Chapter forthcoming in A. Datta and F. Hoefsloot (Eds), Informational Peripheries. Rethinking the urban in a digital age, UCL Press.

2025-01-01

Abstract

Like many economic sectors, such as financial services, transport and logistics, the housing market has been profoundly reconfigured by the centrality of data and the rise of the platform economy. Yet how this deployment of digital technologies affects the reconfiguration of urban spaces remains little understood. How do the transformation of land, housing and individuals into digital traces affect urban inequalities? How do informational flows reconfigure the urban fabric by networking material and digital worlds? To answer these questions, this chapter proposes “follow the data” as a method to examine the infrastructural anatomy, value-creation regimes and differentiation mechanisms that characterize the urban process in the age of digital capitalism.
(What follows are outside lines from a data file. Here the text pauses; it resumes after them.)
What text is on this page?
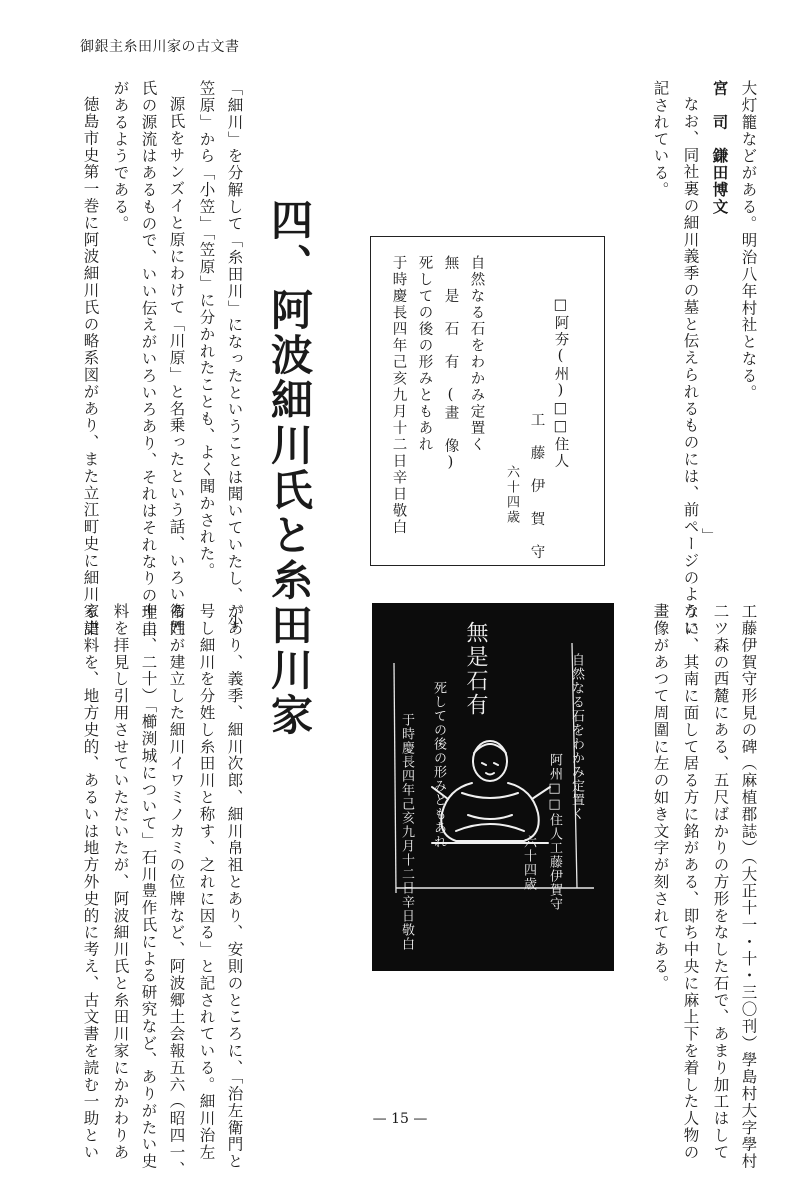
御銀主糸田川家の古文書
大灯籠などがある。明治八年村社となる。
宮　司　鎌田博文
なお、同社裏の細川義季の墓と伝えられるものには、前ページのように
記されている。
」
□阿夯(州)□□住人
工　藤　伊　賀　守
六十四歳
自然なる石をわかみ定置く
無　是　石　有　(畫　像)
死しての後の形みともあれ
于時慶長四年己亥九月十二日辛日敬白
四、阿波細川氏と糸田川家
「細川」を分解して「糸田川」になったということは聞いていたし、「小
笠原」から「小笠」「笠原」に分かれたことも、よく聞かされた。
源氏をサンズイと原にわけて「川原」と名乗ったという話、いろいろ姓
氏の源流はあるもので、いい伝えがいろいろあり、それはそれなりの理由
があるようである。
徳島市史第一巻に阿波細川氏の略系図があり、また立江町史に細川家譜
自然なる石をわかみ定置く
無是石有
死しての後の形みともあれ
于時慶長四年己亥九月十二日辛日敬白	阿州□□住人工藤伊賀守
六十四歳	工藤伊賀守形見の碑（麻植郡誌）（大正十一・十・三〇刊）學島村大字學村
二ツ森の西麓にある、五尺ばかりの方形をなした石で、あまり加工はして
ない、其南に面して居る方に銘がある、即ち中央に麻上下を着した人物の
畫像があつて周圍に左の如き文字が刻されてある。
があり、義季、細川次郎、細川帛祖とあり、安則のところに、「治左衛門と
号し細川を分姓し糸田川と称す、之れに因る」と記されている。細川治左
衛門が建立した細川イワミノカミの位牌など、阿波郷土会報五六（昭四一、
十二、二十）「櫛渕城について」石川豊作氏による研究など、ありがたい史
料を拝見し引用させていただいたが、阿波細川氏と糸田川家にかかわりあ
る史料を、地方史的、あるいは地方外史的に考え、古文書を読む一助とい	— 15 —
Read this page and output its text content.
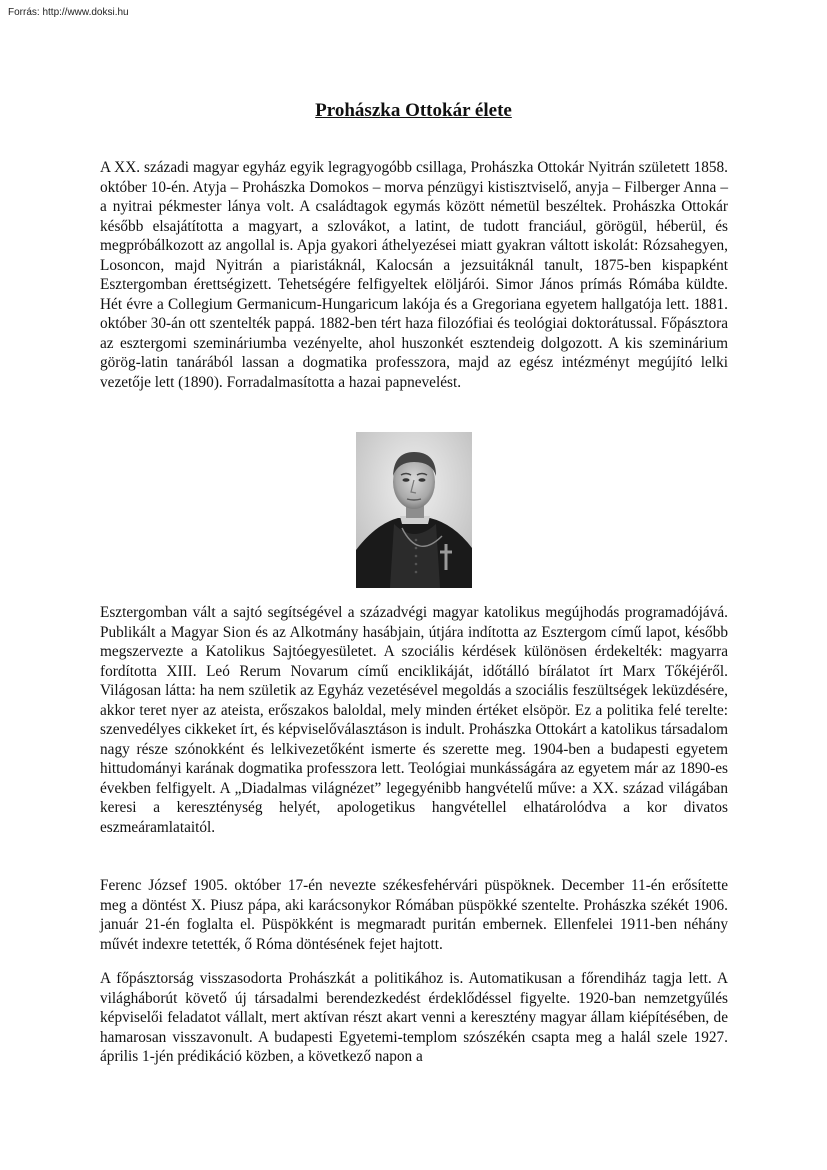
Forrás: http://www.doksi.hu
Prohászka Ottokár élete

A XX. századi magyar egyház egyik legragyogóbb csillaga, Prohászka Ottokár Nyitrán született 1858. október 10-én. Atyja – Prohászka Domokos – morva pénzügyi kistisztviselő, anyja – Filberger Anna – a nyitrai pékmester lánya volt. A családtagok egymás között németül beszéltek. Prohászka Ottokár később elsajátította a magyart, a szlovákot, a latint, de tudott franciául, görögül, héberül, és megpróbálkozott az angollal is. Apja gyakori áthelyezései miatt gyakran váltott iskolát: Rózsahegyen, Losoncon, majd Nyitrán a piaristáknál, Kalocsán a jezsuitáknál tanult, 1875-ben kispapként Esztergomban érettségizett. Tehetségére felfigyeltek elöljárói. Simor János prímás Rómába küldte. Hét évre a Collegium Germanicum-Hungaricum lakója és a Gregoriana egyetem hallgatója lett. 1881. október 30-án ott szentelték pappá. 1882-ben tért haza filozófiai és teológiai doktorátussal. Főpásztora az esztergomi szemináriumba vezényelte, ahol huszonkét esztendeig dolgozott. A kis szeminárium görög-latin tanárából lassan a dogmatika professzora, majd az egész intézményt megújító lelki vezetője lett (1890). Forradalmasította a hazai papnevelést.

Esztergomban vált a sajtó segítségével a századvégi magyar katolikus megújhodás programadójává. Publikált a Magyar Sion és az Alkotmány hasábjain, útjára indította az Esztergom című lapot, később megszervezte a Katolikus Sajtóegyesületet. A szociális kérdések különösen érdekelték: magyarra fordította XIII. Leó Rerum Novarum című enciklikáját, időtálló bírálatot írt Marx Tőkéjéről. Világosan látta: ha nem születik az Egyház vezetésével megoldás a szociális feszültségek leküzdésére, akkor teret nyer az ateista, erőszakos baloldal, mely minden értéket elsöpör. Ez a politika felé terelte: szenvedélyes cikkeket írt, és képviselőválasztáson is indult. Prohászka Ottokárt a katolikus társadalom nagy része szónokként és lelkivezetőként ismerte és szerette meg. 1904-ben a budapesti egyetem hittudományi karának dogmatika professzora lett. Teológiai munkásságára az egyetem már az 1890-es években felfigyelt. A „Diadalmas világnézet” legegyénibb hangvételű műve: a XX. század világában keresi a kereszténység helyét, apologetikus hangvétellel elhatárolódva a kor divatos eszmeáramlataitól.

Ferenc József 1905. október 17-én nevezte székesfehérvári püspöknek. December 11-én erősítette meg a döntést X. Piusz pápa, aki karácsonykor Rómában püspökké szentelte. Prohászka székét 1906. január 21-én foglalta el. Püspökként is megmaradt puritán embernek. Ellenfelei 1911-ben néhány művét indexre tetették, ő Róma döntésének fejet hajtott.

A főpásztorság visszasodorta Prohászkát a politikához is. Automatikusan a főrendiház tagja lett. A világháborút követő új társadalmi berendezkedést érdeklődéssel figyelte. 1920-ban nemzetgyűlés képviselői feladatot vállalt, mert aktívan részt akart venni a keresztény magyar állam kiépítésében, de hamarosan visszavonult. A budapesti Egyetemi-templom szószékén csapta meg a halál szele 1927. április 1-jén prédikáció közben, a következő napon a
Following the data flows generated on the one hand by credit consumption, and on the other by the digitization of real estate transactions, this chapter examines the functioning of the South African real estate market, and its consequences for the evolution of urban peripheries. Although integrated into the digital architecture of the market, the populations and territories of urban marginality become recategorized in what I call the “algorithmic periphery”, classified as “incalculable”, “invisible” or “disqualified”, thus introducing a problematic equation between digital invisibility, economic informality and political illegitimacy.